“Folks,” a Gorham snowmobiling club posted somewhat sternly on Facebook last week, “the trails are not open.”

A runner jogs past the Public Market House in Monument Square in Portland on Friday morning. Last month, 5.1 inches of snow fell in Maine’s largest city – generally, it has 14.8 inches. Gregory Rec/Staff Photographer

Defying the ongoing snow deficit, some people had traveled out on mud instead. Across the state right now, in the middle of Maine’s fastest-warming season, mud abounds and more rain is on the way. 

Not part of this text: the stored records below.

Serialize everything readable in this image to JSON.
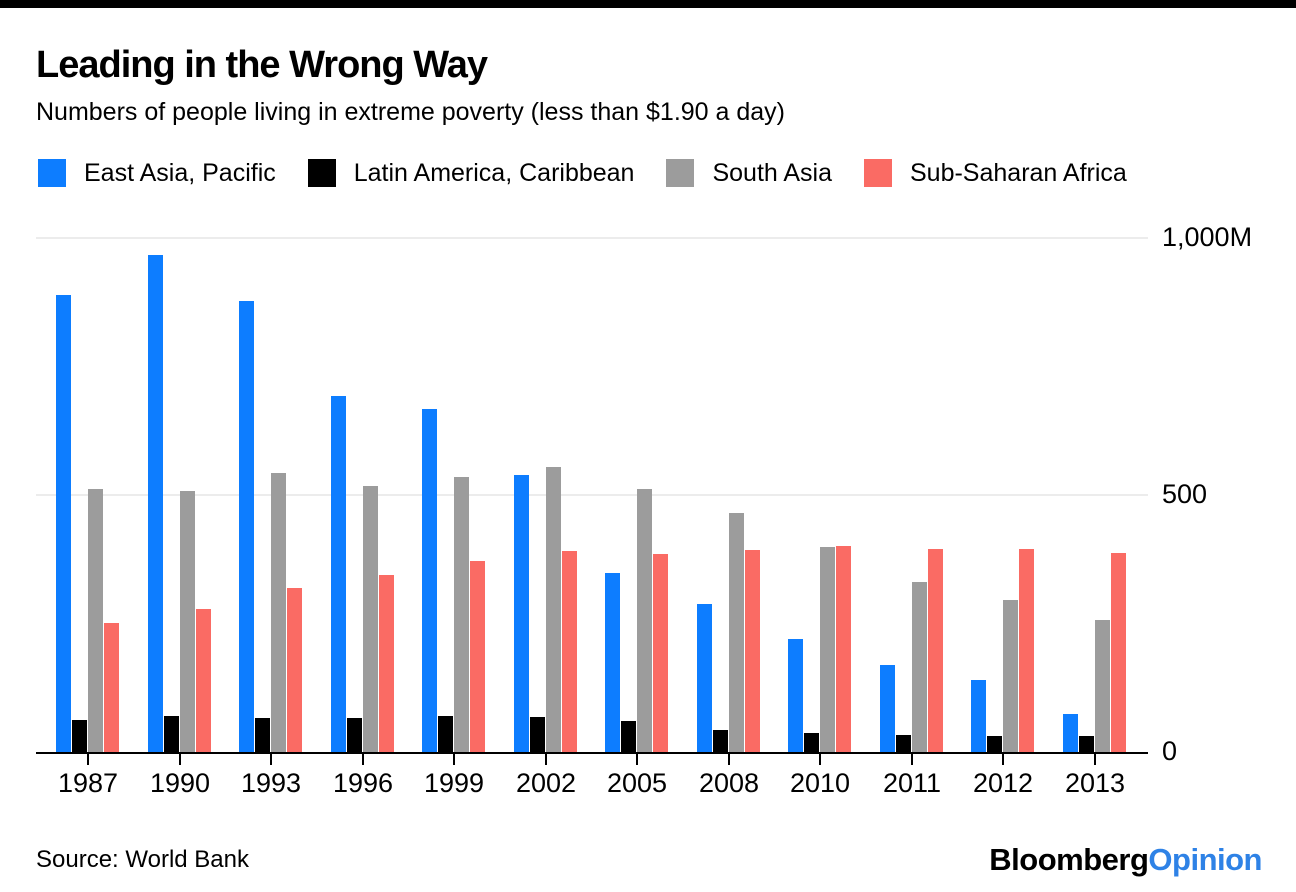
{
  "page": {
    "title": "Leading in the Wrong Way",
    "subtitle": "Numbers of people living in extreme poverty (less than $1.90 a day)"
  },
  "chart_data": {
    "type": "bar",
    "title": "Leading in the Wrong Way",
    "subtitle": "Numbers of people living in extreme poverty (less than $1.90 a day)",
    "unit": "millions of people",
    "categories": [
      "1987",
      "1990",
      "1993",
      "1996",
      "1999",
      "2002",
      "2005",
      "2008",
      "2010",
      "2011",
      "2012",
      "2013"
    ],
    "series": [
      {
        "name": "East Asia, Pacific",
        "color": "#0d7dff",
        "values": [
          890,
          966,
          878,
          693,
          668,
          538,
          349,
          288,
          219,
          169,
          141,
          73
        ]
      },
      {
        "name": "Latin America, Caribbean",
        "color": "#000000",
        "values": [
          62,
          70,
          67,
          67,
          70,
          68,
          61,
          42,
          37,
          34,
          32,
          31
        ]
      },
      {
        "name": "South Asia",
        "color": "#9c9c9c",
        "values": [
          511,
          507,
          542,
          517,
          535,
          554,
          512,
          465,
          399,
          330,
          295,
          257
        ]
      },
      {
        "name": "Sub-Saharan Africa",
        "color": "#fa6b64",
        "values": [
          250,
          278,
          320,
          345,
          371,
          391,
          386,
          393,
          401,
          395,
          394,
          388
        ]
      }
    ],
    "ylim": [
      0,
      1000
    ],
    "yticks": [
      {
        "value": 1000,
        "label": "1,000M"
      },
      {
        "value": 500,
        "label": "500"
      },
      {
        "value": 0,
        "label": "0"
      }
    ],
    "grid": "horizontal",
    "legend_position": "top"
  },
  "footer": {
    "source": "Source: World Bank",
    "logo": {
      "black": "Bloomberg",
      "blue": "Opinion",
      "blue_color": "#2e82e6"
    }
  }
}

The snow statistics in and around Portland have been particularly stark: In October, Portland had no snow versus an average of 1.1 inches; in November, 0.7 inches compared to the average 2 inches, and last month, 5.1 inches of snow fell in Portland – generally, the city has 14.8 inches. 

By mid-December, Bangor, which would usually have had around 9 inches of snow, had but 1 inch. Between the beginning of October and the end of December, Caribou had 11.3 inches of snow; normally it gets about 17 in the same period.

There is no mystery here. Maine has lost three weeks of winter in the past 100 years. The effects of these conditions on a host of popular pursuits central to our state’s identity – skiing, ice fishing, skating, dog sledding and more – are clear.

Our report on the pronounced lack of snow last Sunday featured the voices of a host of snowmobilers, cross-country ski and snowshoe trail owners and operators, some optimistic, some pessimistic. “Keep thinking positive!” said one. “Mother Nature has not been good to us here in Maine,” said another.


Those lamenting the scarcity of snow issued warnings about everything from the creep of seasonal depression without outdoor activities to head it off, to the fact that not only those enterprises directly reliant on snow but also other local businesses reliant on custom from winter tourism would take a hit. One Westbrook farm that opens trails in the winter said it would be falling back on “agricultural interests” to pay the bills.

As more and more plans or models are waylaid by volatile weather that is increasingly either too moderate or too extreme, a fallback plan is now a must for anybody financially dependent on a blanket of snow, or even a traditional Maine winter.

All of the signs and available data indicate that thinking positive will not cut it. 

East Coast ski resorts are under pressure; snow is limited, and in some cases temperatures have been too warm for (frighteningly energy- and water-intensive) snow guns to function effectively, leading to closures in prime weeks. 

Across Europe, unseasonably mild conditions in recent weeks have led to widespread suspension of ski tracks and runs. From Austria and Bosnia-Herzegovina to France and Germany, grass is on vivid display on typically blanketed hills and mountains. 

At “popular skiing meccas,” people have been making do on thin strips of barely surviving artificial snow. By the end of the century, one professor of climate science told the Associated Press, “skiing in the Alps as we know it” will be over. “I believe it would be good for us to get away from the term ‘winter sports,’ ” Austrian ski-jumping coach Alexander Stöckl, who has coached the Norwegian national team for more than 10 years, said last November. In his line of skiing, mats already are in widespread use.

Where does this growing resignation leave Maine? 

For the winter recreation economy, just one sector facing down the ill effects of climate change, it comes back to a word many of us are tired of hearing: diversification. 

No matter how effective our collective efforts at arresting global warming are now – and we have no choice but to make them as effective as humanly possible – what once was guaranteed is now a gamble.